Wednesday, February 04, 2009

Studying the Urumea River

The article you are about to read was published at Environmental Expert:

A flood study of the Urumea River in The Basque Country

Source: DHI Water & Environment

The Urumea river catchment area which is located in the Basque Country in the northern part of Spain has historically been seriously affected by flooding. The districts most affected by the frequent inundations are the municipalities of San Sebastian, Astigarraga and Hernani. As recently as October 2008 a minor flood was experienced in Hernani. In 2006 and 2004 major flood events with significant damage occurred.

To improve this situation, the Department of Environmental Affairs of the Basque government will in the coming years invest 60 million € in construction of 18 preventive measures. The overall objective of the project is to 'Let the river breathe' and consequently reduce the frequency of flooding of the Urumea River.

The preventive measures include substitution of a number of exciting bridges, which at the moment are obstructing the river flow, establishment of by-pass channels, enhancements of the riverbed in defined sections, and creation of public recreational areas. All actions amid at increasing the flow capacity of the river, while respecting the environment and natural flow path of the river.

In order to investigate in detail these 18 predefined interventions, DHI was contracted to set up a 2D model (MIKE FLOOD) of the 15 km stretch from Hernani in the south to San Sebastian in the north.

In the First phase of the study a model of the actual situation was established, incorporating all relevant bridges and hydraulic structures. The model was calibrated against observed data from the flood event that occurred in the winter of 2004 and it was verified against the smaller flood event in 2006.

Following the calibration/verification the model was executed for the three return periods T=10, 100, and 500 years.

In the second phase the 18 corrective measures was incorporated into the model, and simulations of the T=10, 100, and 500 years return periods was carried out.

The projects design return period was set to T=500 year, which means that the planed flood protection measures should be capable of withstanding a flood that statistically should happen once every 500 years. (Which could be tomorrow!)

The result of the 500 year event simulation is shown below: The green color shows the extent of the flood in the actual situation, while the blue color represents the future situation with the improvement in place.

Comparison of the simulation results of the actual situation and the future situation when all the improvements are in place.

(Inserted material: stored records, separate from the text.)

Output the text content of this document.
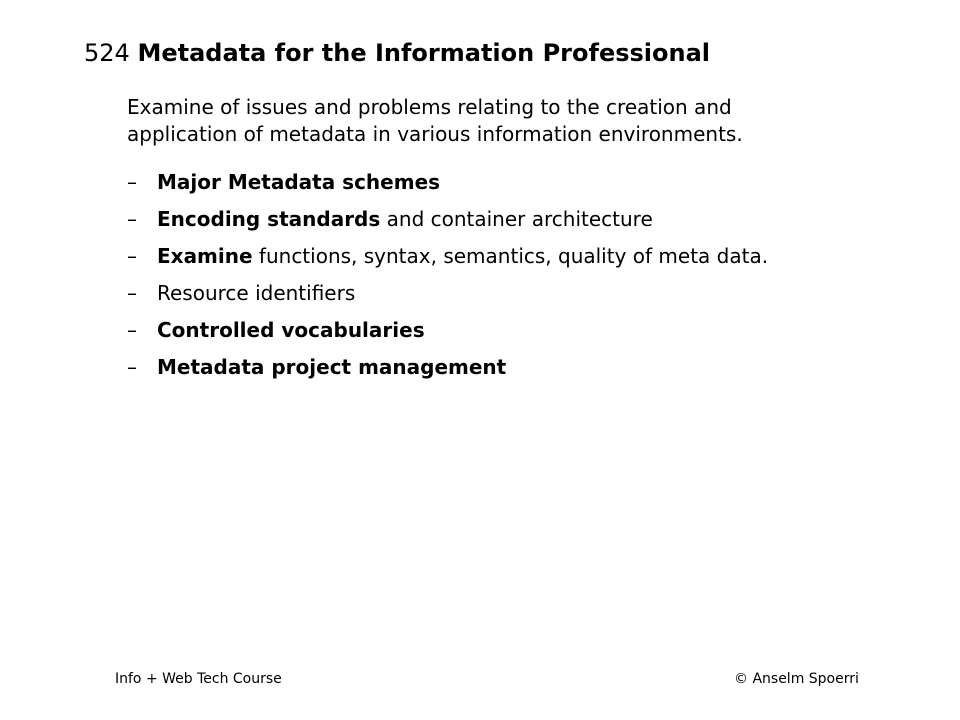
524 Metadata for the Information Professional

Examine of issues and problems relating to the creation and
application of metadata in various information environments.

– Major Metadata schemes
– Encoding standards and container architecture
– Examine functions, syntax, semantics, quality of meta data.
– Resource identifiers
– Controlled vocabularies
– Metadata project management
Info + Web Tech Course	© Anselm Spoerri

It is obvious that the flood prevention measures will have the desired effect; - the simulated 500 year flooding will not extend beyond the defined floodplain (yellow line).

The third phase of the study consisted in visualization the results as video animation, which was used for the Basque government press releases and information material. The videos were generated partly by incorporating the results in Google Earth using the DHI GE plug-in and partly by using the Result viewer.

Notes regarding the model configuration.
The bathymetry/topography of the floodplains was defined using available LIDAR data (1x1m), while the description of the riverbed was based on HEC-RAS cross section data. The HEC RAS data was first converted into a MIKE11 model, which then was used to create a bathymetry specifically for the riverbed. This riverbed bathymetry was then “burnt” into the floodplain bathymetry, and thereby generating a bathymetry that integrates the LIDAR data with the detailed data from the HEC RAS model.

Fifteen bridges were incorporated into the model. The description of the flow through (and over) the bridges was accomplished either by directly incorporating the bridge pillars into the bathymetry or by modeling the bridges in MIKE11 and then linking then dynamically to the 2D model via MIKEFLOOD. The decision on which one of the two methods to apply was taken based on the physical dimensions and the design of each bridge.

The model was calibrated against observed data from the flood event that occurred in the winter of 2004 and it was verified against the smaller flood event in 2006.

The model displayed an excellent correspondence with the observed data, except in the lower part of the river. This inconsistency was suspected to derivate from erosion of riverbed that will occur in the real life situation. Meaning that, the concrete erosion of the riverbed material will increase the rivers flow capacity and thereby function as natural flood prevention measure.

The phenomenon was investigated a bit further by use of a simple relation between the calculated maximum water velocity and the erosion depth. The figure below shows a specific river cross-section without erosion (the brown line) and with erosion (grey line). The red line represents the flow velocity.

The river cross sections with sedimentation and without sedimentation.

The results of the two simulations for the 2004 event are shown below, - without erosion to the left and with erosion to the right-. As it can be observed, the situation without considering erosion exhibits a much larger inundation than the situation where the erosion is taken into consideration.

If we compare the simulated flood maps with the actual flood event of 2004, the simulation with erosion (right) correspond almost perfectly to what was observed during the flood, while the simulation without, overestimates the floods.

Results of the simulations of the 2004 event: Left: without erosion, right: with erosion.

The conclusion of the analysis was that the suspicion is largely supported by the modeling results, but considering the very simple erosion description applied, the phenomenon should be investigated more thoroughly using real sediment data and a more sophisticated model 3 dimensional model (MIKE 3 FM).